Luc est le seul des évangélistes à nous révéler la conversation qui s’échange entre Moïse, Élie et Jésus. Ils parlent de son départ, de son exode, de son passage, de sa Pâque pourrions-nous dire, manifestant à nouveau le lien très fort qui unit la scène de la transfiguration à celle de la Crucifixion Après le départ de Moïse et d’Élie, vient le Témoin suprême.

« Une nuée survint… Et de la nuée une voix se fit entendre » (Lc 9, 34-35).

Cette nuée qui viendra obscurcir la terre lors de la Crucifixion. Comme lors du baptême, la voix du Père se fait entendre. Comme au baptême, elle est réponse à la prière de Jésus.

« Celui-ci est mon Fils, celui que j’ai choisi : écoutez-le » (Lc 9,35).

La voix du Père atteste qu’il est « son Fils », celui qu’il a choisi, qu’il a élu. Il nous invite à être à son écoute.

Simon-Pierre, l’écoutant par excellence – son nom de « Simon » a la même racine que « shema, écoute Israël », gardera le souvenir de cet épisode dans sa seconde lettre et il affirme : « Cette voix venant du ciel, nous l’avons-nous-mêmes entendue quand nous étions avec lui sur la montagne sainte. Et ainsi se confirme pour nous la parole prophétique : vous faites bien de fixer votre attention sur elle, comme sur une lampe brillant dans un lieu obscur jusqu’à ce que paraisse le jour et que l’étoile du matin se lève dans vos cœurs. » (2 P 1, 18-19).

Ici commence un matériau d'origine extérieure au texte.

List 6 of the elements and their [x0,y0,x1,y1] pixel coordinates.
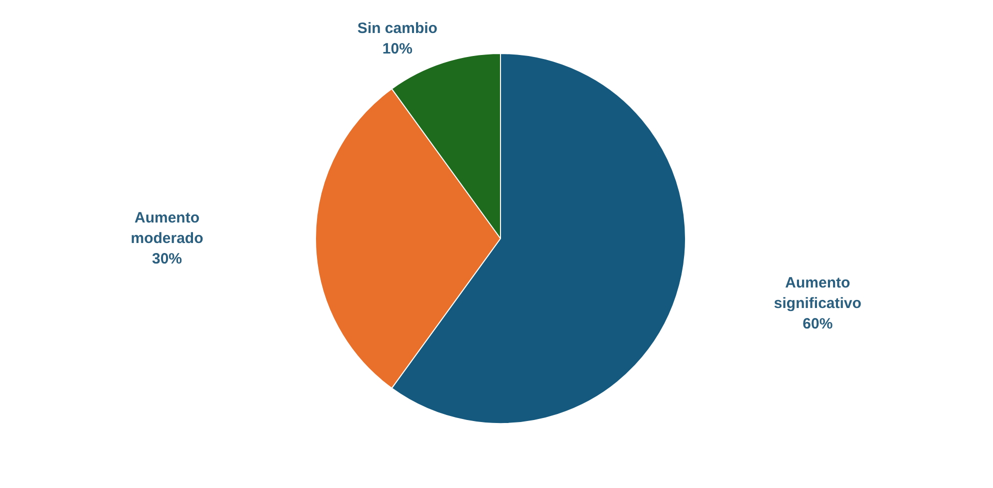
data-label: 30% [152,250,182,268]
data-label: 10% [382,40,412,58]
data-label: 60% [802,315,833,332]
slice-label: Sin cambio [357,20,438,38]
slice-label: Aumento significativo [774,274,862,312]
slice-label: Aumento moderado [130,210,204,247]
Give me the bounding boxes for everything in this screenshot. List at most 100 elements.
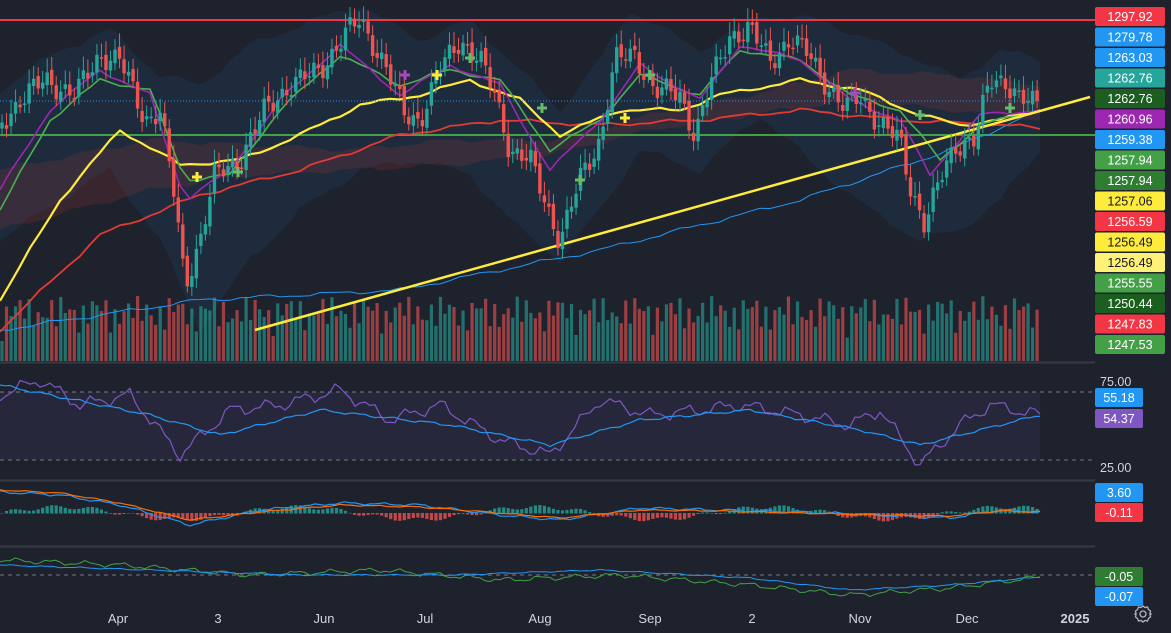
candle	[877, 125, 881, 127]
volume-bar	[9, 315, 13, 361]
macd-histogram-bar	[456, 513, 461, 515]
volume-bar	[140, 320, 144, 361]
volume-bar	[393, 307, 397, 361]
price-tag	[1095, 253, 1165, 272]
candle	[452, 46, 456, 53]
candle	[0, 122, 4, 129]
macd-histogram-bar	[212, 513, 217, 516]
macd-pane	[0, 489, 1041, 527]
candle	[822, 72, 827, 95]
candle	[967, 137, 971, 140]
candle	[77, 78, 81, 97]
volume-bar	[994, 314, 998, 361]
candle	[40, 82, 45, 89]
volume-bar	[488, 326, 492, 361]
macd-histogram-bar	[565, 509, 569, 514]
macd-histogram-bar	[841, 513, 845, 518]
rsi-pane	[0, 361, 1095, 548]
macd-histogram-bar	[108, 513, 113, 514]
volume-bar	[836, 318, 840, 361]
volume-bar	[506, 308, 510, 361]
candle	[31, 78, 36, 86]
volume-bar	[958, 310, 962, 361]
candle	[899, 129, 904, 138]
volume-bar	[117, 323, 122, 361]
candle	[163, 113, 167, 127]
macd-histogram-bar	[931, 513, 935, 517]
macd-histogram-bar	[348, 512, 352, 514]
macd-histogram-bar	[393, 513, 397, 521]
macd-histogram-bar	[140, 513, 144, 517]
macd-histogram-bar	[59, 506, 63, 514]
macd-histogram-bar	[63, 507, 67, 514]
macd-histogram-bar	[701, 512, 705, 514]
volume-bar	[68, 309, 72, 361]
candle	[669, 79, 673, 92]
candle	[325, 65, 330, 80]
candle	[520, 149, 524, 161]
candle	[976, 125, 981, 150]
macd-histogram-bar	[502, 507, 506, 514]
candle	[651, 76, 655, 86]
macd-histogram-bar	[637, 513, 641, 522]
candle	[569, 206, 574, 212]
candle	[22, 103, 27, 105]
price-tag-label: 1297.92	[1107, 10, 1152, 24]
volume-bar	[425, 320, 429, 361]
price-tag	[1095, 27, 1165, 47]
oscillator-scale[interactable]: -0.05 -0.07	[1095, 567, 1143, 606]
volume-bar	[795, 301, 800, 361]
volume-bar	[791, 324, 795, 361]
volume-bar	[881, 314, 885, 361]
macd-histogram-bar	[868, 513, 872, 518]
macd-value-tag	[1095, 503, 1143, 522]
price-tag	[1095, 48, 1165, 67]
volume-bar	[163, 329, 167, 361]
volume-bar	[967, 311, 971, 361]
settings-gear-icon[interactable]	[1133, 604, 1153, 624]
volume-bar	[316, 313, 320, 361]
candle	[759, 45, 764, 47]
macd-histogram-bar	[750, 507, 754, 514]
volume-bar	[4, 306, 9, 361]
volume-bar	[262, 316, 266, 361]
candle	[54, 85, 58, 100]
volume-bar	[710, 296, 714, 361]
macd-histogram-bar	[569, 509, 574, 514]
x-axis-label: 3	[214, 611, 221, 626]
macd-scale[interactable]: 3.60 -0.11	[1095, 483, 1143, 522]
macd-histogram-bar	[601, 513, 605, 517]
candle	[524, 157, 529, 161]
price-scale[interactable]: 1297.92 1279.78 1263.03 1262.76 1262.76 1260.…	[1095, 0, 1171, 361]
volume-bar	[411, 324, 415, 361]
volume-bar	[452, 306, 456, 361]
candle	[886, 116, 890, 129]
volume-bar	[429, 304, 433, 361]
macd-histogram-bar	[985, 505, 989, 514]
volume-bar	[823, 316, 827, 361]
volume-bar	[484, 298, 488, 361]
candle	[117, 46, 122, 59]
candle	[768, 40, 773, 61]
macd-histogram-bar	[705, 512, 709, 514]
candle	[556, 230, 560, 249]
volume-bar	[588, 310, 592, 361]
macd-histogram-bar	[86, 507, 90, 514]
macd-histogram-bar	[167, 513, 171, 518]
volume-bar	[890, 318, 895, 361]
volume-bar	[746, 308, 750, 361]
macd-histogram-bar	[117, 513, 122, 515]
macd-histogram-bar	[972, 509, 976, 514]
macd-histogram-bar	[479, 513, 483, 515]
macd-histogram-bar	[578, 508, 583, 514]
rsi-scale[interactable]: 75.00 25.00 55.18 54.37	[1095, 375, 1143, 475]
candle	[773, 63, 777, 68]
macd-histogram-bar	[0, 513, 4, 514]
candle	[723, 57, 727, 59]
volume-bar	[859, 307, 863, 361]
candle	[958, 151, 962, 156]
rsi-scale-label: 25.00	[1100, 461, 1131, 475]
volume-bar	[981, 296, 985, 361]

« Pendant que la voix se faisait entendre, il n’y avait plus que Jésus, seul » (Lc 9, 36).

Le temps du carême, un temps pour monter sur la montagne avec Jésus, Un temps pour mieux le connaître par la méditation de l’Écriture, par l’écoute de sa Parole, par la contemplation de son Mystère. Un temps pour entrer plus profondément dans son intimité par la prière, pour le laisser nous conduire vers le Père. Dans les Constitutions des carmélites, il est écrit : « Le Christ a élevé la prière de ses disciples à la participation de son colloque filial avec le Père dans l’Esprit Saint » (Constitutions n° 62). C’est inouï et prodigieux et cela n’est pas réservé aux moniales carmélites, mais c’est vrai pour tout baptisé qui veut vivre les promesses de son baptême.

Le Carême, un temps de désencombrement, pour nous libérer du superflu, de l’inutile, pour nous centrer sur « Jésus, seul »… Un temps pour se laisser transfigurer, pour avoir le courage de suivre Jésus sur le chemin du calvaire et de la Croix et passer avec lui de ce monde au Père dans la lumière de la Résurrection. Amen.